Hall de Las Americas

Latin America has avoided the terrorist wave that has brutalized other parts of the world. That’s not to say that 7.5 million square mile swath of territories stretching from the northern border of Mexico to the southern tip of South America, including the Caribbean is immune to violence or that life there is a utopian paradise.

The region is rife with gun violence, murders, gang fights, drug traffickers, and civil wars. But, it has mostly avoided terror attacks and their brutal consequences.

This region has marginalized populations. It has poverty, and there are few opportunities to escape inequalities common in other regions such as the Middle East. But no corollary incidence of terror. The aforementioned characteristics – violence, marginalized populations, poverty, and injustice are the principal criteria that drive recruits to terror organizations.  However, the datasets diverge when you consider what the hostiles are fighting for. Usually, they are fighting what they perceive as the oppression of a foreign group invading their lands.

In the last century, terror groups have executed attacks against oppressive powers the world over. The Black Hand, which assassinated Archduke Franz Ferdinand, initiating World War I, intended theirs to be a blow against the oppressive Austro-Hungarian Empire, and an advancement in the cause of a free Serbia.

Several Middle East groups arose from French and English occupation following the Treaty of Versailles. Across the Mediterranean, nationalist groups such as IRA and ETA were formed with the intent to gain statehood for their people, the Irish and Basques. Famously, the Soviet invasion of Afghanistan in the 1980s saw terror groups spring up – in the context of the Cold War – sometimes with military support from a superpower like the United States. With the US invasion two decades later, this infrastructure was turned against what in some cases were those very groups.

Latin America has not gone through similar processes. Since its colonization in the 16th and 17th centuries, there have not been similar invasions or occupations. There was the Falklands War in 1982, but the island considered itself British and not Latin American. Most of the wars since have been between their European colonizers or didn’t lead to comparable military occupations. 

Latin America is more ethnically homogenous than the Middle East, or even the U.K., Spain, and the Balkans. This too keeps it away from the sectarian nature of terrorism. Foreign influence is indirect, unintrusive, it focuses on politicians. Civil wars in this region were contained to settling internal politics. Notable exceptions such as the FARC shifting from revolutionaries to narco-terrorists, and 1994’s AMIA bombing in Argentina, notwithstanding.

On the flip side, there are vulnerabilities that come from Latin America’s relative freedom from terror: it is in no way prepared to deal with an attack should one happen. The Economic Commission for Latin America and the Caribbean calls attention to how such extreme events are incredibly expensive, citing 9/11 as a case in point. More than $50 billion in damages occurred, necessitating, “…some degree of state intervention to secure the solvency of insurance market institutions in the wake of large contingencies.”

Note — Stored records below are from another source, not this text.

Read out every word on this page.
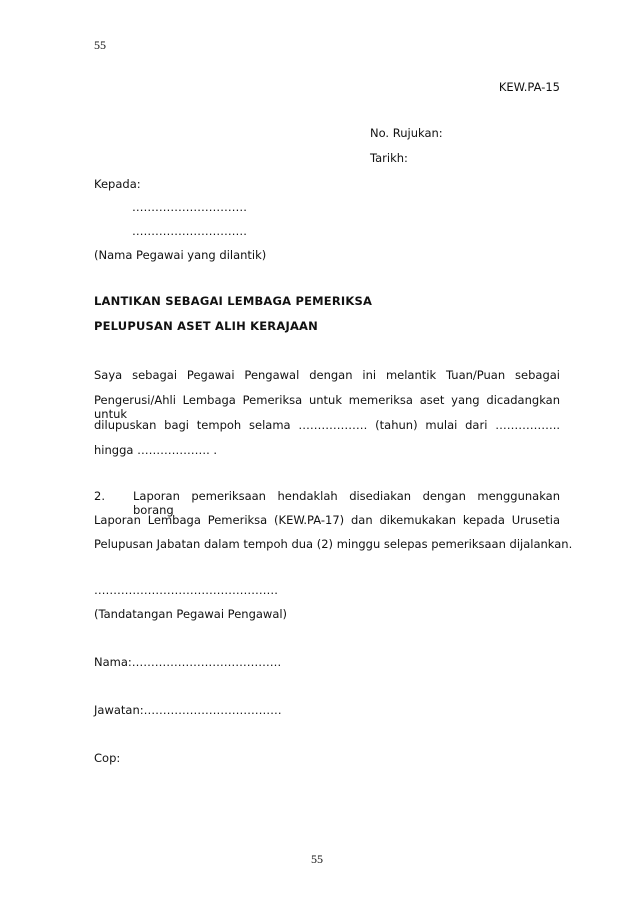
55
KEW.PA-15
No. Rujukan:
Tarikh:
Kepada:
…………………………
…………………………
(Nama Pegawai yang dilantik)
LANTIKAN SEBAGAI LEMBAGA PEMERIKSA
PELUPUSAN ASET ALIH KERAJAAN
Saya sebagai Pegawai Pengawal dengan ini melantik Tuan/Puan sebagai
Pengerusi/Ahli Lembaga Pemeriksa untuk memeriksa aset yang dicadangkan untuk
dilupuskan bagi tempoh selama ……………… (tahun) mulai dari ……………..
hingga ………………. .
2. Laporan pemeriksaan hendaklah disediakan dengan menggunakan borang
Laporan Lembaga Pemeriksa (KEW.PA-17) dan dikemukakan kepada Urusetia
Pelupusan Jabatan dalam tempoh dua (2) minggu selepas pemeriksaan dijalankan.
…………………………………………
(Tandatangan Pegawai Pengawal)
Nama:…………………………………
Jawatan:………………………………
Cop:
55
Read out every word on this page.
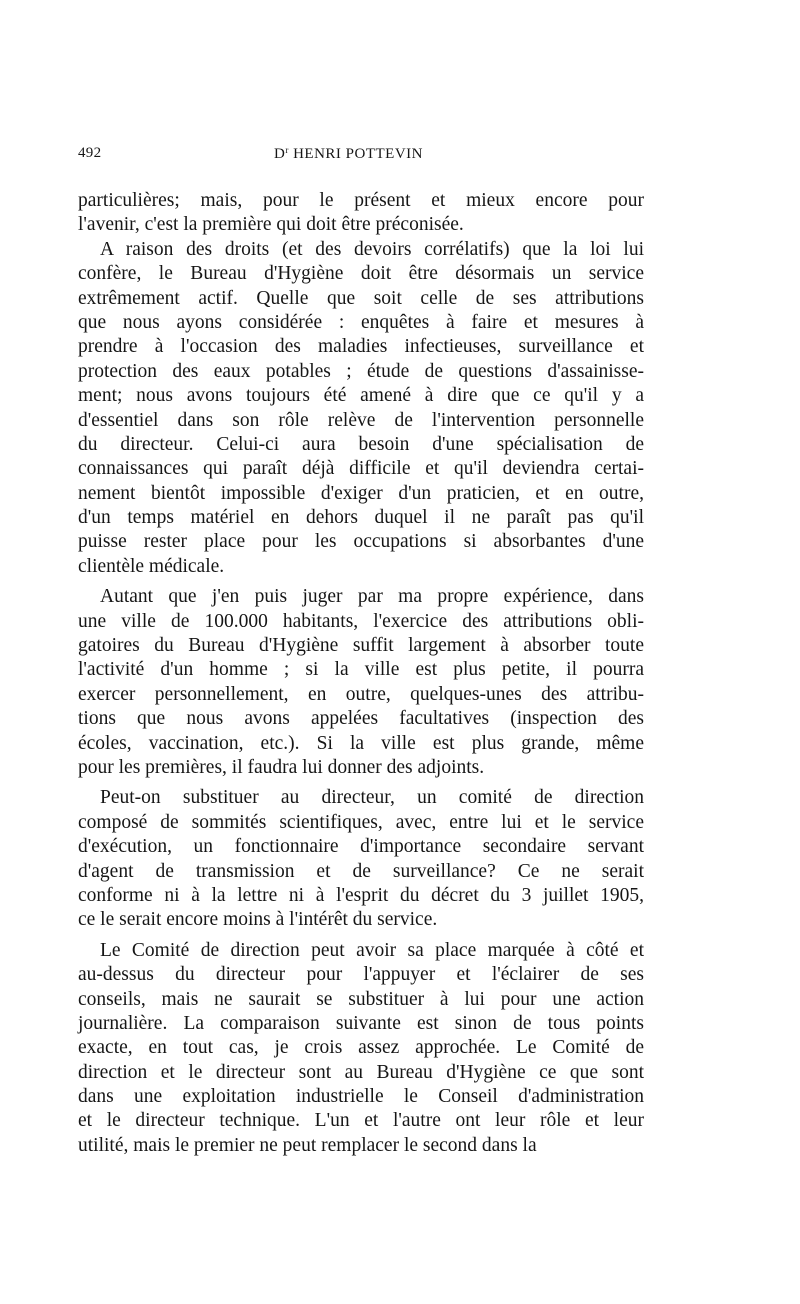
492	$D^r$ HENRI POTTEVIN
particulières; mais, pour le présent et mieux encore pour
l'avenir, c'est la première qui doit être préconisée.
A raison des droits (et des devoirs corrélatifs) que la loi lui
confère, le Bureau d'Hygiène doit être désormais un service
extrêmement actif. Quelle que soit celle de ses attributions
que nous ayons considérée : enquêtes à faire et mesures à
prendre à l'occasion des maladies infectieuses, surveillance et
protection des eaux potables ; étude de questions d'assainisse-
ment; nous avons toujours été amené à dire que ce qu'il y a
d'essentiel dans son rôle relève de l'intervention personnelle
du directeur. Celui-ci aura besoin d'une spécialisation de
connaissances qui paraît déjà difficile et qu'il deviendra certai-
nement bientôt impossible d'exiger d'un praticien, et en outre,
d'un temps matériel en dehors duquel il ne paraît pas qu'il
puisse rester place pour les occupations si absorbantes d'une
clientèle médicale.
Autant que j'en puis juger par ma propre expérience, dans
une ville de 100.000 habitants, l'exercice des attributions obli-
gatoires du Bureau d'Hygiène suffit largement à absorber toute
l'activité d'un homme ; si la ville est plus petite, il pourra
exercer personnellement, en outre, quelques-unes des attribu-
tions que nous avons appelées facultatives (inspection des
écoles, vaccination, etc.). Si la ville est plus grande, même
pour les premières, il faudra lui donner des adjoints.
Peut-on substituer au directeur, un comité de direction
composé de sommités scientifiques, avec, entre lui et le service
d'exécution, un fonctionnaire d'importance secondaire servant
d'agent de transmission et de surveillance? Ce ne serait
conforme ni à la lettre ni à l'esprit du décret du 3 juillet 1905,
ce le serait encore moins à l'intérêt du service.
Le Comité de direction peut avoir sa place marquée à côté et
au-dessus du directeur pour l'appuyer et l'éclairer de ses
conseils, mais ne saurait se substituer à lui pour une action
journalière. La comparaison suivante est sinon de tous points
exacte, en tout cas, je crois assez approchée. Le Comité de
direction et le directeur sont au Bureau d'Hygiène ce que sont
dans une exploitation industrielle le Conseil d'administration
et le directeur technique. L'un et l'autre ont leur rôle et leur
utilité, mais le premier ne peut remplacer le second dans la
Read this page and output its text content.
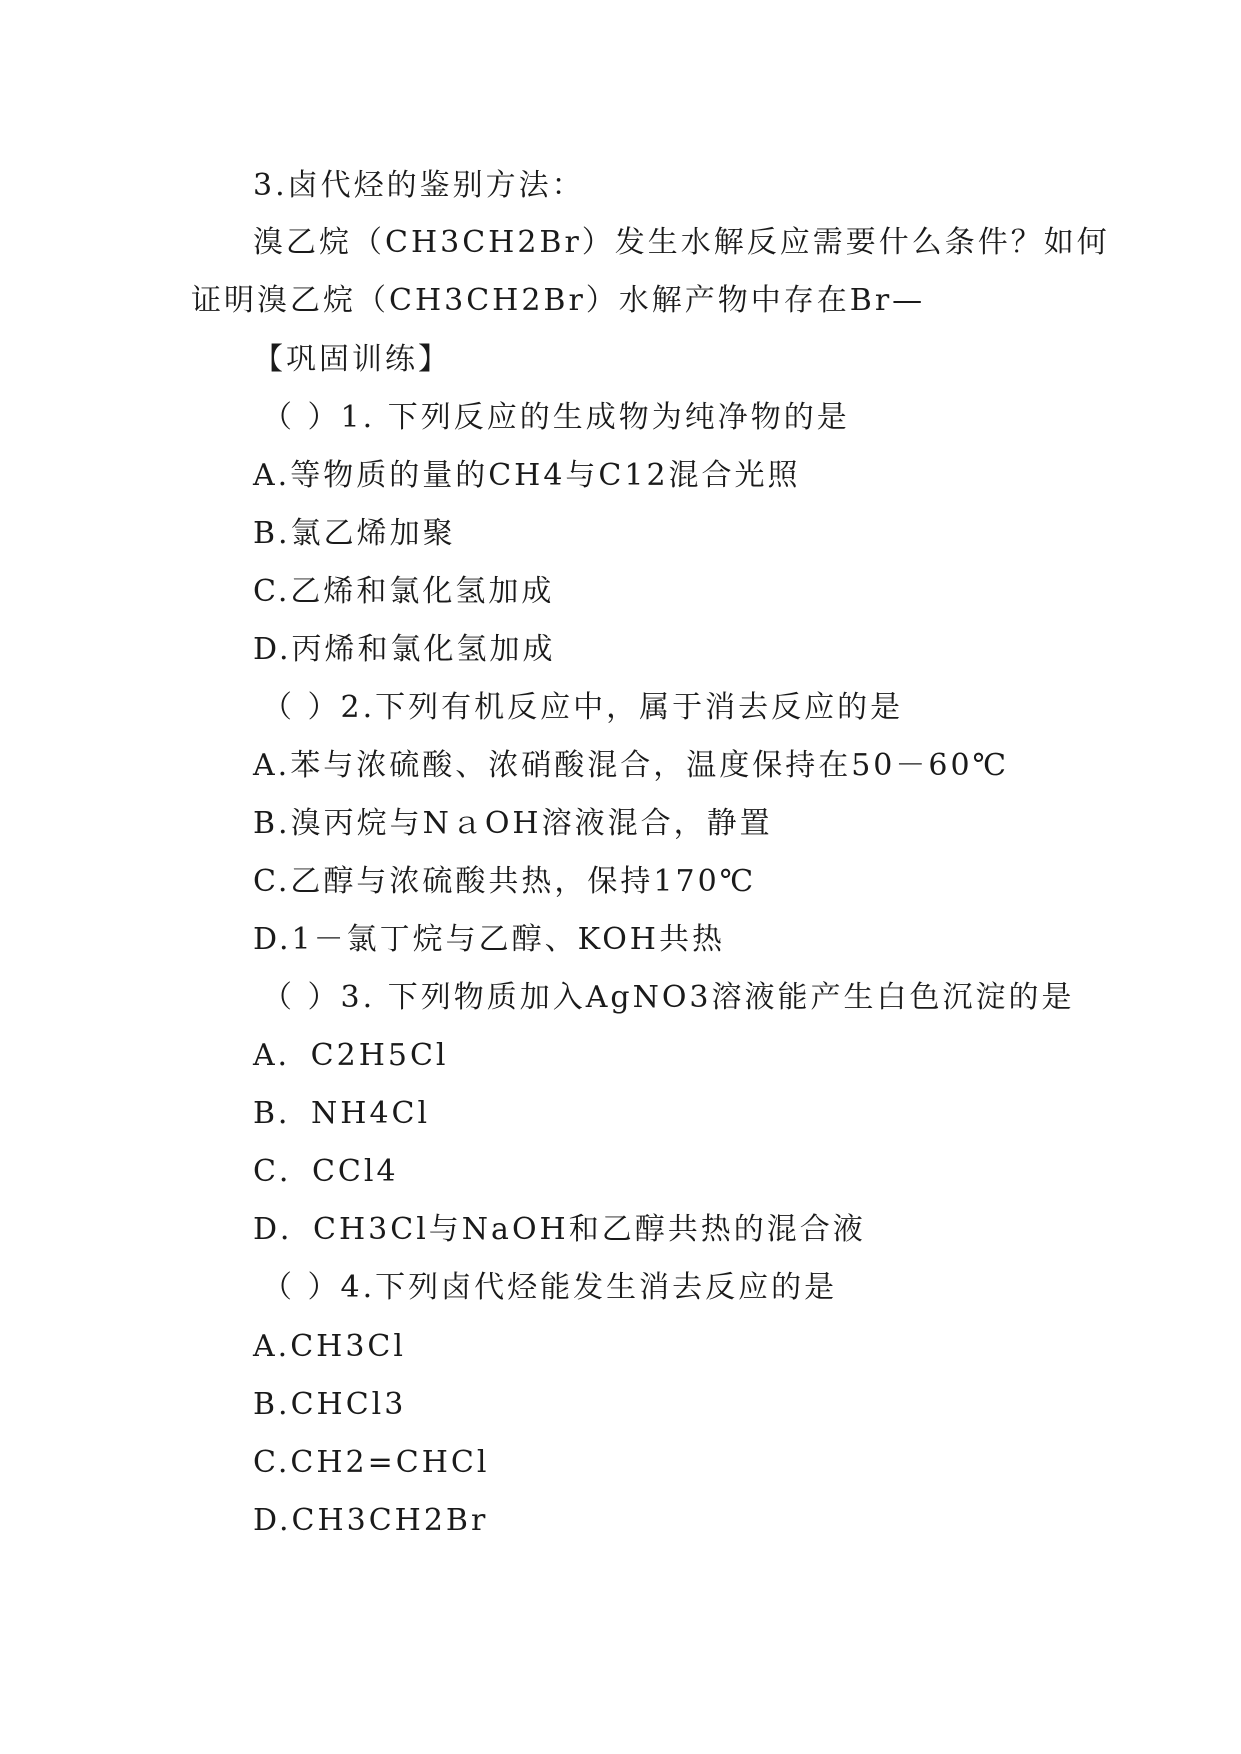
3.卤代烃的鉴别方法：
溴乙烷（CH3CH2Br）发生水解反应需要什么条件？如何
证明溴乙烷（CH3CH2Br）水解产物中存在Br—
【巩固训练】
（ ）1. 下列反应的生成物为纯净物的是
A.等物质的量的CH4与C12混合光照
B.氯乙烯加聚
C.乙烯和氯化氢加成
D.丙烯和氯化氢加成
（ ）2.下列有机反应中，属于消去反应的是
A.苯与浓硫酸、浓硝酸混合，温度保持在50－60℃
B.溴丙烷与NａOH溶液混合，静置
C.乙醇与浓硫酸共热，保持170℃
D.1－氯丁烷与乙醇、KOH共热
（ ）3. 下列物质加入AgNO3溶液能产生白色沉淀的是
A．C2H5Cl
B．NH4Cl
C．CCl4
D．CH3Cl与NaOH和乙醇共热的混合液
（ ）4.下列卤代烃能发生消去反应的是
A.CH3Cl
B.CHCl3
C.CH2=CHCl
D.CH3CH2Br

The countries comprising Latin America, coupled with the Organization of American States (OEA) must take steps to vouchsafe markets and continuity of day-to-day life should an attack occur on Latin American soil. Hezbollah has unmistakably established a foothold in the border region between Brazil, Argentina, and Paraguay.

Besides, with globalization, terrorist organizations can plan attacks in one region while executing it in another. Latin America may be more exposed to harm than it realizes. If it doesn’t take steps to protect itself the consequences could be devastating.